Quem vai dar aulas de Historia sabe que uma das maiores dificuldades na matéria consiste, justamente, em tornar coisas do passado distante mais acessíveis aos públicos novos.

Isso porque, cada vez mais, as novas tecnologias fazem com que uma vida, por exemplo, sem luz elétrica ou água encanada se torne praticamente impensável.

Claro que há alguns lugares do Brasil onde isso acontece, mas eles são cada vez mais raros. Mesmo assim, muitos alunos ainda vivem um “acessar o smartphone, e fazer coisas”.

Assim, o que pode ser feito para um ensino melhor da História? Uma das melhores opções é pelo uso da Literatura. Há diversos autores literários que usam da História para compor seus textos, e fazem a partir de profundas pesquisas em torno de Historia Social e de Costumes.

Além disso, textos literários contam histórias (com H minúsculo), isso é, enredos do cotidiano, onde personalidades vistas como imortais e heroicas ganham contornos humanos.

Aqui, por sua vez, separamos 4 autores que podem engrandecer suas aulas de História:

 

1.      Francisco Marins (1922-1916)

Autor de romances empolgantes juvenis e infantojuvenis, além e 4 romances adultos (a série O Homem e a Terra), cujos temas principais são em torno da colonização brasileira, a partir do eixo Rio-São Paulo.

Seus romances apresentam uma visão, evidentemente, um tanto romanceada, mas bem mais próxima de uma realidade, do que livros tradicionais de Historia indicam.

Ou seja, trazem personagens que morrem e matam, no melhor clima “velho oeste”. Além disso, Marins procurava sempre contextualizar todas as situações, pelas falas das personagens.

 

2.      João Felício dos Santos (1911-1989)

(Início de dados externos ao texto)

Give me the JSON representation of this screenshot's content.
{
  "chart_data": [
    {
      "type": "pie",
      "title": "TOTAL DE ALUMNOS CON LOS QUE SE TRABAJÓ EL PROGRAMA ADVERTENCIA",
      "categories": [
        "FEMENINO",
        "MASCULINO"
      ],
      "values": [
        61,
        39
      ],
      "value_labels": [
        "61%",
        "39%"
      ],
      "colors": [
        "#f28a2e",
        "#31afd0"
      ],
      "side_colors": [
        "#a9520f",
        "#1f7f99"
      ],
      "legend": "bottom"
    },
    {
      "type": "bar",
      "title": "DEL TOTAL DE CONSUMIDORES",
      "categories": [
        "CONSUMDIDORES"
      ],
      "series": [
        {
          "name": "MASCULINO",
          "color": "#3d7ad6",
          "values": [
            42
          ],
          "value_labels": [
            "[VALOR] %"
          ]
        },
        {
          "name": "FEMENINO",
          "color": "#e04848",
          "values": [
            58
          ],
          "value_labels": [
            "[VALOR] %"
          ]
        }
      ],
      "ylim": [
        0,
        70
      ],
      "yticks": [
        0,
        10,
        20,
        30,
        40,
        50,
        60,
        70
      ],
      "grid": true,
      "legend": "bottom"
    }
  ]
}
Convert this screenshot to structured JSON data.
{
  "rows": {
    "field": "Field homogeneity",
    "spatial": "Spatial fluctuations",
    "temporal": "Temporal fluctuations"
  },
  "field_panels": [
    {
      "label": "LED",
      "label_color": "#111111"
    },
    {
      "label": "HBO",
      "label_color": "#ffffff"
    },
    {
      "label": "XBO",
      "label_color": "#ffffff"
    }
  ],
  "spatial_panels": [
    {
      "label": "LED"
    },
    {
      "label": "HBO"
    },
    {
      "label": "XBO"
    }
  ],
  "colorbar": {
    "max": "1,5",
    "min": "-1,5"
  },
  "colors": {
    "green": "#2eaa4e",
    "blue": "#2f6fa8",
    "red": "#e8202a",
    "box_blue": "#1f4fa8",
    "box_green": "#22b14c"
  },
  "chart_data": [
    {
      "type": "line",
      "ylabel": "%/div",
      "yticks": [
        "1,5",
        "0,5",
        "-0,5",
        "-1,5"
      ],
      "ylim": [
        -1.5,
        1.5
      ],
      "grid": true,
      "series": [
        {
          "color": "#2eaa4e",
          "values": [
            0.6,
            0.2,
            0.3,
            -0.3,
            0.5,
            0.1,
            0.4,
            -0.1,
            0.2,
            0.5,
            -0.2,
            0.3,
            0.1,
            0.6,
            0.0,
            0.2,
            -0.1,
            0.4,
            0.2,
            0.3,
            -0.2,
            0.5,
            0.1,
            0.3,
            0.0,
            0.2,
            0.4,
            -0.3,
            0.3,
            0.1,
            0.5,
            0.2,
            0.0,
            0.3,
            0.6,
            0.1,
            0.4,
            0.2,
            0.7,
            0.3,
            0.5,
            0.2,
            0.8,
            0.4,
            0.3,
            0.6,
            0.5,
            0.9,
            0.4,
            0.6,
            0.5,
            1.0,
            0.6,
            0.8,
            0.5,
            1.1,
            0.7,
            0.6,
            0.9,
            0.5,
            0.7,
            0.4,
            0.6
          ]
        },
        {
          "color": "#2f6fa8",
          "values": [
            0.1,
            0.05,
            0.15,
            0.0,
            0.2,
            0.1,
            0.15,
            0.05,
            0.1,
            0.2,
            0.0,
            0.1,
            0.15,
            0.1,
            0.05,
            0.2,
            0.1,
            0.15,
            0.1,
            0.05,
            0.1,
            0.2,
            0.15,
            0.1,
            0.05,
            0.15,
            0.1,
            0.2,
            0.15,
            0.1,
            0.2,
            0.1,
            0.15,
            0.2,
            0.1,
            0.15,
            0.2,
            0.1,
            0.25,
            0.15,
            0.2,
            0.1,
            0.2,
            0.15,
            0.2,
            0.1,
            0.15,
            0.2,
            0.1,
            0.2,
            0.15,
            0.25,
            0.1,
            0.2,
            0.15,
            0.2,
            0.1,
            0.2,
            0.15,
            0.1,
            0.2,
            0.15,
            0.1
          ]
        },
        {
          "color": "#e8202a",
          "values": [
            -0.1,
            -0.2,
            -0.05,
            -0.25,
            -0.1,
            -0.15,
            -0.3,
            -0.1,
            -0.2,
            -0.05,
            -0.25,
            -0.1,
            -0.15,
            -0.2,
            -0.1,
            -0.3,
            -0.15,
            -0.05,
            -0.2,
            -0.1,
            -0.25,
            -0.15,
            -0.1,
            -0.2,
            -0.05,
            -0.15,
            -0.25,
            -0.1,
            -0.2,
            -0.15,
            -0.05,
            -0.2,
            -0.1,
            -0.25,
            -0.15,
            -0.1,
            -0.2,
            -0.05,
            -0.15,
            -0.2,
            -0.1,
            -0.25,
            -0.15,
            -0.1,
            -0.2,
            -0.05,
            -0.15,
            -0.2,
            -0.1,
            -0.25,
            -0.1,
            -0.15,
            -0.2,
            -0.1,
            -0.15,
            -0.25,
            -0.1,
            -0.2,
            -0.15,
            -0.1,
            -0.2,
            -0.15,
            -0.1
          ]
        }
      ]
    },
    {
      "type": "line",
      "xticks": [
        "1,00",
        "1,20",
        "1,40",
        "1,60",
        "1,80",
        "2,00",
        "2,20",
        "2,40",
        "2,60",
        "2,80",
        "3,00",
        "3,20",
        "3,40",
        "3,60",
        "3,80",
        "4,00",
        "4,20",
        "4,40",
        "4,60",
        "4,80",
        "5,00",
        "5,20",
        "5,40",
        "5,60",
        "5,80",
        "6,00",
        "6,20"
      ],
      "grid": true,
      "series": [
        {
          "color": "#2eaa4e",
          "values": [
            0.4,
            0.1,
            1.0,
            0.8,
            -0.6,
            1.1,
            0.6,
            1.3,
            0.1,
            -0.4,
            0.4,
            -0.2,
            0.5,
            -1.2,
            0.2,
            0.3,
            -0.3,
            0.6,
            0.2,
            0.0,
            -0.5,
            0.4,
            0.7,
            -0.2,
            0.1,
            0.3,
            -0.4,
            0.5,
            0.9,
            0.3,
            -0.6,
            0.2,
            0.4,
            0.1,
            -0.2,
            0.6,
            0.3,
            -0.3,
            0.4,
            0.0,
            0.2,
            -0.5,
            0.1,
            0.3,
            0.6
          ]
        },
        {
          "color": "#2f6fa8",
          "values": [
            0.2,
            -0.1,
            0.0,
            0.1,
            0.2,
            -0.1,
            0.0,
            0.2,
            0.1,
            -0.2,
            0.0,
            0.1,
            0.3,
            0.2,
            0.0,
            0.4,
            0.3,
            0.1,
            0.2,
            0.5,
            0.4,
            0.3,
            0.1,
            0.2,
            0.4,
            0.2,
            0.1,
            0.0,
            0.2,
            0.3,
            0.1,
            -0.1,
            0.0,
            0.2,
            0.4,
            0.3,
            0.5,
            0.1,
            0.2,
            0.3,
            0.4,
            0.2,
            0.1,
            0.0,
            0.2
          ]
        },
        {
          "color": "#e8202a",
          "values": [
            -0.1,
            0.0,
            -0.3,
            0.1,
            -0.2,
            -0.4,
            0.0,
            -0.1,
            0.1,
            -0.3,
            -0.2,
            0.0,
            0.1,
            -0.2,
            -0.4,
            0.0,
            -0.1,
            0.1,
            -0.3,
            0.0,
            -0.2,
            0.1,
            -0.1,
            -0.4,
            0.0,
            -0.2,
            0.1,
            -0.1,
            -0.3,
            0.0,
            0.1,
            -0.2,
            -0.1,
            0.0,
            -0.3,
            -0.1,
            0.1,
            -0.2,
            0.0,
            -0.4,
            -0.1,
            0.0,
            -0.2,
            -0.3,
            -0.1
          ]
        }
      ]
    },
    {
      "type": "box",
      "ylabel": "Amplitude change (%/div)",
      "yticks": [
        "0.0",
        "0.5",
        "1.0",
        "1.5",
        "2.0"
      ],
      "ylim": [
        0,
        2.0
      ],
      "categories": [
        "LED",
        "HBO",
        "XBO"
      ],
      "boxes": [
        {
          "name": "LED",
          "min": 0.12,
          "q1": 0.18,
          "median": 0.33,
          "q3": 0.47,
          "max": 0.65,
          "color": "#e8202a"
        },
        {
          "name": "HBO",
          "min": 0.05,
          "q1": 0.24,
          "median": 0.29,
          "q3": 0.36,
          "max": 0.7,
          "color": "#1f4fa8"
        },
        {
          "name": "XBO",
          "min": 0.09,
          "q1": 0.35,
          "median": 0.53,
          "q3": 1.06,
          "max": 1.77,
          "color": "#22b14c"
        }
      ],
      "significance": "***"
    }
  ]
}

Um dos mais conhecidos romancistas históricos do Brasil, autor de diversas biografias e romances biográficos de personalidades das mais diversos, como Ganga Zumba e Calabar.

Autor que elaborava os textos a partir de profundas pesquisas, os romances de Felício trazem o “lado humano” de figuras imortalizadas. Ou seja, enxergamos essas personalidades como pessoas com medos, sonhos e frustrações.

Claro que suas obras devem ser questionadas. Mas acessa-las pode ser o primeiro passo para tornar a historia mais acessível.

 

3.      Jarid Arraes (1991)

Autora negra jovem, nascida em Alagoas, vem de uma família de cordelistas, além de ser uma autora com uma carreira literária cada vez mais elogiada.

Jarid lançou a coletânea de cordéis chamada Heroínas Negras Brasileiras em 2017. Nesses, ela narra a história de mulheres negras esquecidas ou ignoradas pela maior parte dos livros de História.

Também, seus cordéis são de reconhecida qualidade literária, o que faz com que eles tenham valor para além da Historia.

 

4.      Marcelo D’Salete (1979)

Quadrinista negro brasileiro que lançou livros de quadrinhos sobre passado escravagista brasileiro, como Angola Janga (2017). Esse último demandou onze anos de pesquisas, e ganhou o Jabuti em 2018.

Por ilustrar esses momentos do Brasil, suas historias fazem com que os conteúdos de história se tornem mais dinâmicos e fáceis de serem visualizados pelo alunos.

Além disso, podem tornar a compreensão do passado algo mais interessante e cativante.